As I ran, I remembered when the couple downstairs had moved in. I didn’t welcome them with a cake or a bottle of wine. I figured we’d run into each other in the lobby and take it from there. But our introduction took place more dramatically: as we moved their newly unpacked possessions out of harm’s way of a building sewage overflow in their bathroom.
I’ve come to know most of my neighbors through shared experiences rather than by way of a Welcome Wagon. In the early days, emergency child care was a big draw. When I brought my screaming infant home from her first vaccination, I plucked from the building directory the phone number of the upstairs neighbor I had seen in the lobby with two children. She came down immediately and rocked my daughter until we both were calm.
Over the years, I have come to know other neighbors as we grouse about the burden of building projects: not the actual work – which was usually not done by us – but about the cost and inconvenience that comes with undertakings such as replacing the elevator and the roof and redoing the lobby. And then there is the bonding that springs from mutual adversaries, such as unreasonable and litigious shareholders and fine-happy government agencies.
Following my initial and messy meeting with my downstairs neighbors, we became better acquainted as we discussed plans to correct misdirected waste lines that had been installed decades earlier in the original warehouse-to-co-op conversion. After completing the renovations that seemed to cure our mutual plumbing problems, our encounters became far more enjoyable, occurring over nothing more dramatic than food and wine and each other’s company.

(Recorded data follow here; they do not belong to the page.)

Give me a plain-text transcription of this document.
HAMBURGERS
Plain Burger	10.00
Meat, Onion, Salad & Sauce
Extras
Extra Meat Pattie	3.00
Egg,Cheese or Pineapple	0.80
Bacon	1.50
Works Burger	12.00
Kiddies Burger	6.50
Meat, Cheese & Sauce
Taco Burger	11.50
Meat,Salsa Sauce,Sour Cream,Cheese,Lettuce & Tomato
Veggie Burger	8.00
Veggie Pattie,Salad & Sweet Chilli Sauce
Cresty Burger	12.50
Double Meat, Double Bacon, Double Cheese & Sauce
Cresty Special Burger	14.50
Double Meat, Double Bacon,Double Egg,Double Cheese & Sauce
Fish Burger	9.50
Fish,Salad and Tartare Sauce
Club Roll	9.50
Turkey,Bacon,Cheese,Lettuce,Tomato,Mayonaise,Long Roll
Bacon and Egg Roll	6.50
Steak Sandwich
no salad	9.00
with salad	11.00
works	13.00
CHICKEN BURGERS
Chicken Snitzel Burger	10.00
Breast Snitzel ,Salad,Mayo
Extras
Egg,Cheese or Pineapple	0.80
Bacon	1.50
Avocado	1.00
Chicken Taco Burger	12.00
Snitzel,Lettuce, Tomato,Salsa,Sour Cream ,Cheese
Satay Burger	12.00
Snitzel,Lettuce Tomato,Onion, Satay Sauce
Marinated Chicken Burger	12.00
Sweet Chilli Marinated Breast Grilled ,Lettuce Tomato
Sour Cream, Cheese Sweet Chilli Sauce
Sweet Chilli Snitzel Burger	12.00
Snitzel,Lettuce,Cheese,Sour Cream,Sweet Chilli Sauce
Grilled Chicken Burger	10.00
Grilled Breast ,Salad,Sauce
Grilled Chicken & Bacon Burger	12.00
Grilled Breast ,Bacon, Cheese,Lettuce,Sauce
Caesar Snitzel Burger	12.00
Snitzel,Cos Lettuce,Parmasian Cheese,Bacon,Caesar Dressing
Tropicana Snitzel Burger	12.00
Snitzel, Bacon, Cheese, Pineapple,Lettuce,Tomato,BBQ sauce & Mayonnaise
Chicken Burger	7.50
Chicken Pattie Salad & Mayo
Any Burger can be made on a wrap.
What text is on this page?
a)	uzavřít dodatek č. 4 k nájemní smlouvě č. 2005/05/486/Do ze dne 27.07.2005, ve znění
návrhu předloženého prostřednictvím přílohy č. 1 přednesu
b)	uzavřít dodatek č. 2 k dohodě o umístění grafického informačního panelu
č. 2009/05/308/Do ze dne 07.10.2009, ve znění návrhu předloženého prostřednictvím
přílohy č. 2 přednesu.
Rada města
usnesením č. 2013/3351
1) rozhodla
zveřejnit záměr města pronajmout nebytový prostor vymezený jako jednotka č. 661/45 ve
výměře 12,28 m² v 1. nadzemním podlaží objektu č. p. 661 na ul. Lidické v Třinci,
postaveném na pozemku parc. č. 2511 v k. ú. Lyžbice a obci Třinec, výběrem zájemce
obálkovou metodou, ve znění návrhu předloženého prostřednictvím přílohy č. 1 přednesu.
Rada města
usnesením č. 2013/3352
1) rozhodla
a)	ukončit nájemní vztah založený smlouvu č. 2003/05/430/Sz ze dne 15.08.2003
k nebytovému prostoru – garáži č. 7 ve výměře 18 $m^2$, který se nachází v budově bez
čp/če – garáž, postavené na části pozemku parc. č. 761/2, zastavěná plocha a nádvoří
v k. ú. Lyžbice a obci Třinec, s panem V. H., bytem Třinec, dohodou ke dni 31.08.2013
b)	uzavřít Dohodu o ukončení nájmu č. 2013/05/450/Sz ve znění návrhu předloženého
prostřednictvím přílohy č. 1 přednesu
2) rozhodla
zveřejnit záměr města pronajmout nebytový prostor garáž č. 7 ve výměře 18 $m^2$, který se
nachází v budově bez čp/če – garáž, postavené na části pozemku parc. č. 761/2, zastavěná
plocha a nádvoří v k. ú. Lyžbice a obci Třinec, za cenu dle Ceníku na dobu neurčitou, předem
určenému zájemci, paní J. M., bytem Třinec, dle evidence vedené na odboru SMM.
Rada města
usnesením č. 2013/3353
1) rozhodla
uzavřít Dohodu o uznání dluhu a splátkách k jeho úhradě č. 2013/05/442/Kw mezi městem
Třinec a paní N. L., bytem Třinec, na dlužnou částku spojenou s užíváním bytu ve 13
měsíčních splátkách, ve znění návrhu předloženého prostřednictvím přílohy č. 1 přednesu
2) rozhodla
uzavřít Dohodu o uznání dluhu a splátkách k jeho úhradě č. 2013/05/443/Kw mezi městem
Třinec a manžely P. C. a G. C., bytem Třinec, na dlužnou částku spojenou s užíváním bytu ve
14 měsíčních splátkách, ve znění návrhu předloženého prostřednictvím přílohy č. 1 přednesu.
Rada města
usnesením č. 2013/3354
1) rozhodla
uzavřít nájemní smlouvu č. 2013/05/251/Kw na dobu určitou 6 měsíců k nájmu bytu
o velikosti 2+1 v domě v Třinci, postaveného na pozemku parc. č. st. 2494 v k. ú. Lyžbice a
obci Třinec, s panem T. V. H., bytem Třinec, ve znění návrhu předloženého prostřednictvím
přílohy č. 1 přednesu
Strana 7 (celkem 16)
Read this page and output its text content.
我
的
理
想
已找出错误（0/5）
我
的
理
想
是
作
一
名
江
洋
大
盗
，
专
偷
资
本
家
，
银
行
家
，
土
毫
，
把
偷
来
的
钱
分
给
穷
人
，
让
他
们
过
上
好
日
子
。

Now, as I returned home from the restaurant, I was back in crisis mode. I entered the building and found my neighbor’s door open. He stood inside, talking into his phone, despondent. A quick glance and I could see why. Beautiful silk and wool carpets were soaked. A watermark was forming at the bottom of bold, hand-painted wallpaper. In the bathroom, the remainder of the ceiling was bulging under the weight of water that had gushed from the burst pipe above it. The problem was too big for my help alone.
Fortunately, other neighbors in the building had already come to the rescue – the financial analyst who shares my love of photography, the ceramic artist who gives me a stunning bowl every year for my birthday, and the community activist who makes sure that I know about every political event in our district and that my family is pitching in.
This impromptu cavalry was under the able command of our super, who had driven back from New Jersey for this crisis even though he had worked all day with our porter and a plumber on a gas-line project in our building, and had also been busy patching a tear in the pipe so he could restore water to the rest of us. Clearly, our co-op was having a run of bad luck.
I then ran up to my apartment and returned with snacks and drinks. In between calls to their insurance company, my flooded neighbors were questioning the decision made years ago to buy the apartment. I didn’t want to add to their distress by pointing out the obvious: their apartment was filled not just with water but with neighbors, fellow homeowners who know that at any time in any home – cottage, mansion, or lean-to – stuff breaks. Yet unlike other living arrangements, our co-op rises and falls based on the amount of goodwill that exists among shareholders. And we were all reminded on that hectic night that, in a crisis, community is the antidote to calamity.